I watched again to see what I had missed. I was an undecided voter at the time, and to me — you can see it in my live-blogging — Obama seemed low-key and mellow, "rolling out policies, pretty wonkily." That last quote referred to both men. I said: "They're not really attacking each other."
Checking my observations on second viewing, looking to see what all the commentators claim to have seen, my experience was the same. Obama's performance was surely defensible. He didn't hem and haw or pause or look sleepy. He drifted from topic to topic too much and absurdly returned to schools too many times, but it seemed to me he had chosen a strategy, which was to be a decent, thoughtful, moderate guy, perhaps because it would appeal to women (like me) and to moderate undecideds (like me).

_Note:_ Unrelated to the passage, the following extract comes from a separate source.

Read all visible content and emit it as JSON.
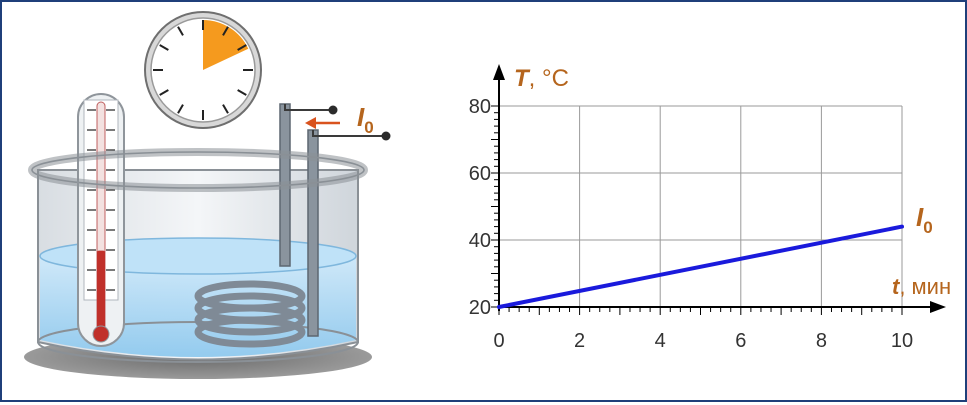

Why didn't the commentators who should have defended him defend him on that ground? Even if you think I'm wrong, we're talking about spin. What I'm saying is at least plausible spin, but we didn't hear it. Why? That's the puzzle before me, and I have the answer. There had to have been a coordinated decision to go with the talking point: Obama was terrible. He was tired, disengaged, unprepared. Shocking! But why would Obama's supporters coordinate to tell the story that way? What a weird thing to choose to put in our minds?
Here's why they did it. Romney was so much better than Obama. Romney was vigorous, vividly in command of the facts, principles of economics, free-market ideology. Like Obama, he had a strategy to appeal to moderates, and he jumped into the moderate ground and occupied it — stunningly — with modesty and charm. He radiated competence and readiness to work for us. There he stood, the brilliant candidate, who wants only to help us, knows how to help us, and deeply, passionately cares that we need help. Wow.
Don't let that be the story! Don't look at that! Look at pathetic woeful Obama. He was off his game. That's not good for Obama — as his drop in the polls shows — but it was better than the alternative: talking about how Romney dramatically topped the President — the President, who came to the debate with all the gravitas of the presidency and all the knowledge and understanding that he has through working as the President these last 4 years.
The meme The Bad Obama was — colluding pundits decided — preferable to The Great Romney.